(1.) HEARD learned counsel for the applicant as well as learned counsel for the respondent on caveat.
(2.) THIS is an application under Section 35H(1) of the Central Excise Act, 1944. The facts leading to this application are that the yarn manufactured by the assessee passes through two stages. In the first instance single yarn is manufactured and by using that single yarn to further process it is converted into double yarn. The respondent -assessee has paid duty on double yarn. The case of the revenue is that the double yarn is not a dutiable item but duty was to be paid on single yarn and therefore on the entire manufactured quantity of single yarn duty was payable by the assessee and he cannot escape the liability of paying duty by paying the duty on subsequent item which was not taxable.

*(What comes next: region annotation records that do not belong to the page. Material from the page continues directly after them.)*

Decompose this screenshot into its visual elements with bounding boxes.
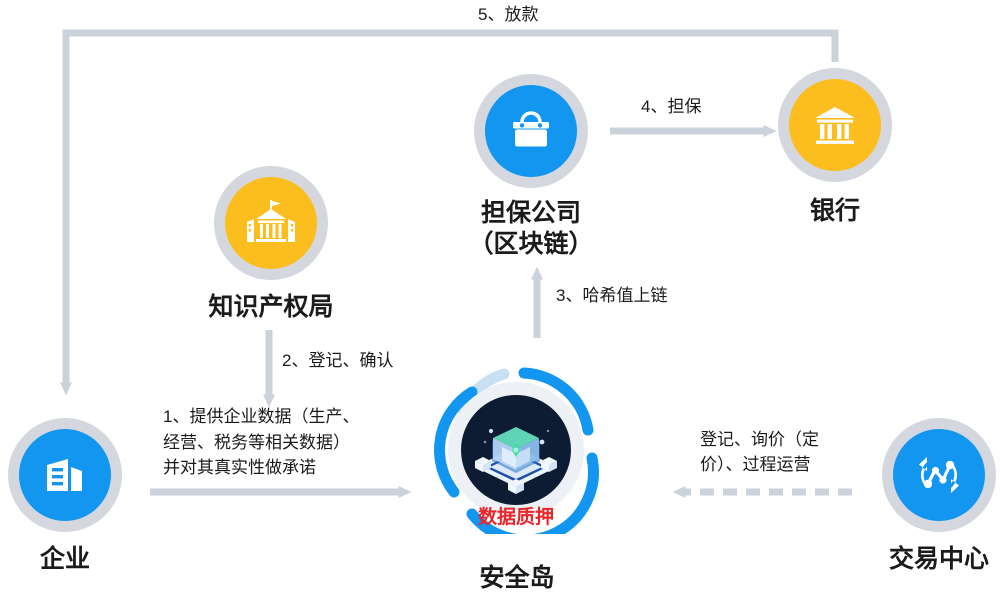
bank-columns-icon (812, 103, 858, 147)
node-label-ip-office: 知识产权局 (173, 292, 369, 323)
trading-center-disc (893, 429, 985, 521)
diagram-canvas: 5、放款 4、担保 3、哈希值上链 2、登记、确认 1、提供企业数据（生产、 经… (0, 0, 1000, 612)
node-label-enterprise: 企业 (0, 544, 130, 575)
bank-disc (789, 79, 881, 171)
edge-label-2-register: 2、登记、确认 (282, 350, 393, 373)
toolbox-icon (506, 108, 556, 154)
node-label-trading-center: 交易中心 (872, 544, 1000, 575)
edge-label-5-loan: 5、放款 (478, 4, 538, 27)
security-island-core (461, 395, 571, 505)
edge-label-3-hash: 3、哈希值上链 (556, 285, 667, 308)
government-building-flag-icon (245, 198, 297, 248)
edge-label-4-guarantee: 4、担保 (641, 96, 701, 119)
guarantee-company-disc (485, 85, 577, 177)
network-nodes-icon (914, 450, 964, 500)
enterprise-disc (19, 429, 111, 521)
edge-label-trading: 登记、询价（定 价）、过程运营 (700, 428, 819, 477)
isometric-data-vault-icon (461, 395, 571, 505)
node-label-security-island: 安全岛 (452, 563, 582, 594)
node-label-bank: 银行 (772, 196, 898, 227)
building-document-icon (41, 451, 89, 499)
edge-label-1-data: 1、提供企业数据（生产、 经营、税务等相关数据） 并对其真实性做承诺 (163, 404, 359, 481)
security-island-tag: 数据质押 (432, 502, 600, 529)
ip-office-disc (225, 177, 317, 269)
node-label-guarantee-company: 担保公司 （区块链） (441, 198, 621, 259)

(3.) ON appeal, the Commissioner (Appeals) held that taking the waste percentage as .35% the demand would be worked out afresh on the quantity of single yarn used for doubling during the relevant period. He also noticed that the appellant -assessee has claimed the quantity of waste at 4,331 and 1,877 kgs respectively in Appeals No. 331/VII1/99 and 262/VI/99. With these findings, he remanded the Appeals No. 331 and 262 to work out the excise duty liability afresh. However, he affirmed the demand in the case of Appeal No. 222/111/98 by finding that the demand has been raised taking into account the waste at .35% only and affirmed the determination made by the appellate authority.